Après sept ans, c’était donc le moment de partir. J’aime énormément la gestion de projets, partir d’une idée du terrain et mobiliser des ressources pour la voir se concrétiser. Avoir une idée, partir à la recherche de partenaires et la voir se matérialiser. Obtenir un mandat spécifique du milieu et le mener à bien. Cette possibilité de jouer sur plusieurs tableaux m’intéresse vraiment. J’ai donc cherché un peu, passé quelques entrevues, malheureusement sans succès. Et c’est peut-être pour le mieux parce que j’ai présentement énormément de plaisir à être de retour en classe. J’accompagne 14 élèves exceptionnels du primaire, tous avec de très grands défis concernant l’apprentissage. Ils font de beaux progrès et ont du coeur à l’ouvrage. Ils sont beaux à regarder travailler. J’ai plusieurs réflexions à partager sur le matériel que j’utilise (plusieurs vont avoir une crise cardiaque), les besoins des milieux, les maudites 30810, le manque de ressources (et conséquemment la débrouillardise nécessaire), etc. Ça viendra.

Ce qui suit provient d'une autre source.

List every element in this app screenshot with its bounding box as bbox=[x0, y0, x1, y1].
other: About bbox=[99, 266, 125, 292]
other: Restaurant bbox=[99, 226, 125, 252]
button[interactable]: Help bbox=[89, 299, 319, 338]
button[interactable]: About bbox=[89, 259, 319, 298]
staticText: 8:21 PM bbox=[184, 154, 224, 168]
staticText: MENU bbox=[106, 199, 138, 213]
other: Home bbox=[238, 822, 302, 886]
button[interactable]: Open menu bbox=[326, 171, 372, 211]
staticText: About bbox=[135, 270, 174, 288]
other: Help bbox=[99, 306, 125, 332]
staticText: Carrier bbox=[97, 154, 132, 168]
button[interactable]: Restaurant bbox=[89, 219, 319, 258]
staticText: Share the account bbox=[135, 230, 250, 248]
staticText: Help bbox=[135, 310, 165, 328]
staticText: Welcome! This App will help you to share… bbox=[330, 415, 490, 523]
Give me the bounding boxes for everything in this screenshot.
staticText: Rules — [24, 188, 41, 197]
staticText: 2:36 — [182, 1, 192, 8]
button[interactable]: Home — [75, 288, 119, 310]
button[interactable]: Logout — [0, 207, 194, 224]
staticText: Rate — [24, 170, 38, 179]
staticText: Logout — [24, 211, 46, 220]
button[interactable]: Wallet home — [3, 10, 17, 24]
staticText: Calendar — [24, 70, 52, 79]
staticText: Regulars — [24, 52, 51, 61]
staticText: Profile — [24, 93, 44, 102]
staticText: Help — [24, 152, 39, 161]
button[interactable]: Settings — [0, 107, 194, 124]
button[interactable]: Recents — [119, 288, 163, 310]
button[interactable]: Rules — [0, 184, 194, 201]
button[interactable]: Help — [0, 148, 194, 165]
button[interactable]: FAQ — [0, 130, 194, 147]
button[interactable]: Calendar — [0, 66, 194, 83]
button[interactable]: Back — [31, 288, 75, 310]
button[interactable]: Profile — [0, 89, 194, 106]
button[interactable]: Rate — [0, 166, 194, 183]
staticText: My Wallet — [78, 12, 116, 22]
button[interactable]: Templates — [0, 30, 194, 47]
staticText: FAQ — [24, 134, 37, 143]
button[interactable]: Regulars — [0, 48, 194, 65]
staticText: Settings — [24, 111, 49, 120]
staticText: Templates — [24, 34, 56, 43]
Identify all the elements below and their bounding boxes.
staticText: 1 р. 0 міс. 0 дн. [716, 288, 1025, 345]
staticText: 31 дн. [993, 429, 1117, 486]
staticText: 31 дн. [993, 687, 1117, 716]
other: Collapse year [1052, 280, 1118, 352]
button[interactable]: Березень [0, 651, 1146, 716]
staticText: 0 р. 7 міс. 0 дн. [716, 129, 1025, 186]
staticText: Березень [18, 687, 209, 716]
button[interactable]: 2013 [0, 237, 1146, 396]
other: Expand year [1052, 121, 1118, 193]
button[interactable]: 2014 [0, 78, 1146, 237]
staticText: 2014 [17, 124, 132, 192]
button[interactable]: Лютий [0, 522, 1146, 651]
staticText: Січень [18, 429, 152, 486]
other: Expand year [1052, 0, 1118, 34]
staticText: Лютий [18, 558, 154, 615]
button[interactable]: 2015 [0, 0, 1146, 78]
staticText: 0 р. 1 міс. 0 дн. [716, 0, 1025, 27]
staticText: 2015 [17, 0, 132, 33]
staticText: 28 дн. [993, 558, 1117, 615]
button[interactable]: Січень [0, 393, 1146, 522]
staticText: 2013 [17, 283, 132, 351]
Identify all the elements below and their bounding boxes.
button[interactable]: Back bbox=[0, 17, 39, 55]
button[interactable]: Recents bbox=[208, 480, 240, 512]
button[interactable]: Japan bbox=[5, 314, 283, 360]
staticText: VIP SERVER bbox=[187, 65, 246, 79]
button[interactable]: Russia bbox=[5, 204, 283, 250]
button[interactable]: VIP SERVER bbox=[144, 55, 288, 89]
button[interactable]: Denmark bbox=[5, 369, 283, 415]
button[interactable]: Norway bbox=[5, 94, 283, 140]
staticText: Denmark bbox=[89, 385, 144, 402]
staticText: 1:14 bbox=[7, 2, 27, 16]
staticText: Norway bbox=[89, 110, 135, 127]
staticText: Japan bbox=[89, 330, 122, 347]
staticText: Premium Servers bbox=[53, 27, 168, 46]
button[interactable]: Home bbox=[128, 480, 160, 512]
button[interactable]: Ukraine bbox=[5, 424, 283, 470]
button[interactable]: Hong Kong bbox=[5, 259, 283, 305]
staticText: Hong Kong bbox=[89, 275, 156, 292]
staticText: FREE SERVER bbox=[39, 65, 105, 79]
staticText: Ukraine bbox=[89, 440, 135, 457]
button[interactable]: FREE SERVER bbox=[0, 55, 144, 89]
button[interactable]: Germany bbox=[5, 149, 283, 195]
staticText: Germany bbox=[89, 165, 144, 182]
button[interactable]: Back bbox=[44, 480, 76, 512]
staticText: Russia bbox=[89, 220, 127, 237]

Alors voilà, c’est un peu pour ça … être de retour en classe, avec du matériel qui n’est pas le nôtre, sans projection pour l’année suivante, bref être de nouveau un « petit nouveau », etc. Tout cela fait en sorte que je me suis éloigné un peu, tout en lisant et en partageant quelques fois sur Twitter. Ce billet se veut un retour progressif … Au plaisir!

Belles résolutions

Elles étaient belles les résolutions de janvier, principalement celle du billet par semaine. Le dernier nous ramène en janvier, je ne me suis donc même pas rendu en février! De toute beauté!

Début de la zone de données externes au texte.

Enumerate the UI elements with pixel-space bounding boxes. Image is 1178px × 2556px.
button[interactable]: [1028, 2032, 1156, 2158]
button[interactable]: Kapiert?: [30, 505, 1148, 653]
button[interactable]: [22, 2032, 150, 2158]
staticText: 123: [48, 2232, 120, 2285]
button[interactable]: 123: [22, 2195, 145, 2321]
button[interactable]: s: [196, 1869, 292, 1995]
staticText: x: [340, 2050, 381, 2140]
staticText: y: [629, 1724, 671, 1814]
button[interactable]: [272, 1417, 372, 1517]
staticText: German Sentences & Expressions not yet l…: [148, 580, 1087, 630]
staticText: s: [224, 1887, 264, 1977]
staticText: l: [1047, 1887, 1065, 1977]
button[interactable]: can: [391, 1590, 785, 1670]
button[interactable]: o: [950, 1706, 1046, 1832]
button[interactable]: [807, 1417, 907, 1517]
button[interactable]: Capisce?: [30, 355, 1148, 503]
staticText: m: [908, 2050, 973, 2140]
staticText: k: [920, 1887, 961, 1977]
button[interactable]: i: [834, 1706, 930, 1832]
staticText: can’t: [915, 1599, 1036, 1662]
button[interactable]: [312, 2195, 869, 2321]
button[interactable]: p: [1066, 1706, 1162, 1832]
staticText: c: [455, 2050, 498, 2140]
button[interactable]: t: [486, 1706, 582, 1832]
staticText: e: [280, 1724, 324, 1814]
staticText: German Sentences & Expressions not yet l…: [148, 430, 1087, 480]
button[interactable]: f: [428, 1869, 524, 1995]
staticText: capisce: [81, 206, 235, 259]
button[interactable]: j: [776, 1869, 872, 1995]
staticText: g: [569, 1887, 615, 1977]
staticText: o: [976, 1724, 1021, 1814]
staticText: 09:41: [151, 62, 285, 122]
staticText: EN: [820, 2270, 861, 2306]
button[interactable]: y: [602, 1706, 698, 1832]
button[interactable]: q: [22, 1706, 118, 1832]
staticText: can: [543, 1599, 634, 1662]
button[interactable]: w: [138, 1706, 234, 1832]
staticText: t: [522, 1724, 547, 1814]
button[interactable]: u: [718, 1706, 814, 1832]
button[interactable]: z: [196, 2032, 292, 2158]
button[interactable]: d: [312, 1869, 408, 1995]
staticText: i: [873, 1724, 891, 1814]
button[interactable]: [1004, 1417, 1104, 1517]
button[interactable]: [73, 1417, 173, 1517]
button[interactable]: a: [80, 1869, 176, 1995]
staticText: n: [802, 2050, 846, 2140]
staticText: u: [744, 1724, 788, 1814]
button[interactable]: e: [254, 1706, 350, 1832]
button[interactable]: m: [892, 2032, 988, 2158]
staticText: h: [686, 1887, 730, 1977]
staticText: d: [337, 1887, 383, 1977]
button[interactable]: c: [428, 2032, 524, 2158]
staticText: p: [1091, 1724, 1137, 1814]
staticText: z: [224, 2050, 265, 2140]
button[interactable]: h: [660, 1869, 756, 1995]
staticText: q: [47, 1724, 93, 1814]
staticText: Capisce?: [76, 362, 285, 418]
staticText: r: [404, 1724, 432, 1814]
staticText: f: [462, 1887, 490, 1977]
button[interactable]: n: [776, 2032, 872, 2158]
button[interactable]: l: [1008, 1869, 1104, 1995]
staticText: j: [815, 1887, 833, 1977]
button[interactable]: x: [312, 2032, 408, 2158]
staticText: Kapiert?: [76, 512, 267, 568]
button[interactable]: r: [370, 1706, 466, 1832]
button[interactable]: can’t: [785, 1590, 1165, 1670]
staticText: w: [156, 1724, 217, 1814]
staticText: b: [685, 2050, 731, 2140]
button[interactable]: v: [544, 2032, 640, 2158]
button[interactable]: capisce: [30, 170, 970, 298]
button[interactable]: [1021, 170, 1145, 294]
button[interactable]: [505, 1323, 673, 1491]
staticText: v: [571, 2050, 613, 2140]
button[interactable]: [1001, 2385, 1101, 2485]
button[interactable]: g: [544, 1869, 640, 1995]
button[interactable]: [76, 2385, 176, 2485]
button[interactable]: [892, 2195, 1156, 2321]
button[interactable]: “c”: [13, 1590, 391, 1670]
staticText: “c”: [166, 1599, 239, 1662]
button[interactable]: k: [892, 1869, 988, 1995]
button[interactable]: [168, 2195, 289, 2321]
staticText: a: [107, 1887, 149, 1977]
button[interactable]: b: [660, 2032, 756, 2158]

Le besoin d’écrire commande un contexte. L’écriture spontanée et enivrante, je ne la connais franchement pas. Loin d’être incapable de belle prose (vois lecteur, c’est joli le mot prose), mais je crois que ma propension à surfer sur ma propre réactivité plutôt que l’inverse doit m’amener à bien prévoir des moments dédiés à l’écriture, les mettre à l’horaire quoi. Après ça, il reste le sujet. C’est bien mignon écrire des billets sur l’écriture de billets et le retard d’écriture de billets ou la satisfaction d’écrire des billets, mais qu’est-ce qu’on s’en tape au final! L’idée de faire des billets uniquement sur l’éducation était liée à feu ma maitrise ainsi qu’à mon travail. L’intention d’avoir une plateforme de présentation parce que, parait-il, nous sommes tous des produits à mettre en valeur. Société de consommation quand tu nous tiens …

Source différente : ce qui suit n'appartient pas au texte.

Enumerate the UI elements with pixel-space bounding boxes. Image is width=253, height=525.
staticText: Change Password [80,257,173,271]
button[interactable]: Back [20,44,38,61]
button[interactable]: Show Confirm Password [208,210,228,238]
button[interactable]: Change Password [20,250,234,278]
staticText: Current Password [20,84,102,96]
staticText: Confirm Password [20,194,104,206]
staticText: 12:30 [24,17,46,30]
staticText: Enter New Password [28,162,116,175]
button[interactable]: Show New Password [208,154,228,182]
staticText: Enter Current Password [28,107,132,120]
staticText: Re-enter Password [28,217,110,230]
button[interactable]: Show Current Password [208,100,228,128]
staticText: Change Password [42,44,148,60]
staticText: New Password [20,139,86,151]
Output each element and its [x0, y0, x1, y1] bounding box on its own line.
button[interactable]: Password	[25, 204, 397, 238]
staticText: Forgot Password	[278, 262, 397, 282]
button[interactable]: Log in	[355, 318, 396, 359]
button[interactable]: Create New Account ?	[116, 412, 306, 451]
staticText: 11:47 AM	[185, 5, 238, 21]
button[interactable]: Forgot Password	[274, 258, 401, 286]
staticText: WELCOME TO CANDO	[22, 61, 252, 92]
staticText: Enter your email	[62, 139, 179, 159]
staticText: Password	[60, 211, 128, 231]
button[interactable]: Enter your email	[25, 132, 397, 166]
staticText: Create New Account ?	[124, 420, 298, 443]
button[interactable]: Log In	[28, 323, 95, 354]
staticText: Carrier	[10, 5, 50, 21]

Alors bon, je me dis qu’il faut poursuivre, mais peut-être que d’écrire pour autrui, un autre site par exemple, apporterait ce petit plus qui prescrirait plus de rigueur. Après ça, le blogue est-il toujours d’actualité aujourd’hui?Je crois que oui bien que la multitude des plateformes rend la chose plus difficile à y voir clair. Publier sur Facebook? Non merci. Twitter? Je le fais déjà, j’aime beaucoup la plateforme, mais on y tourne parfois en rond et les lieux communs y sont légions. Par contre, comme premier saut et prise de contact avec d’autres professionnels et experts de notre domaine avec qui nous avons des affinités, c’est fameux!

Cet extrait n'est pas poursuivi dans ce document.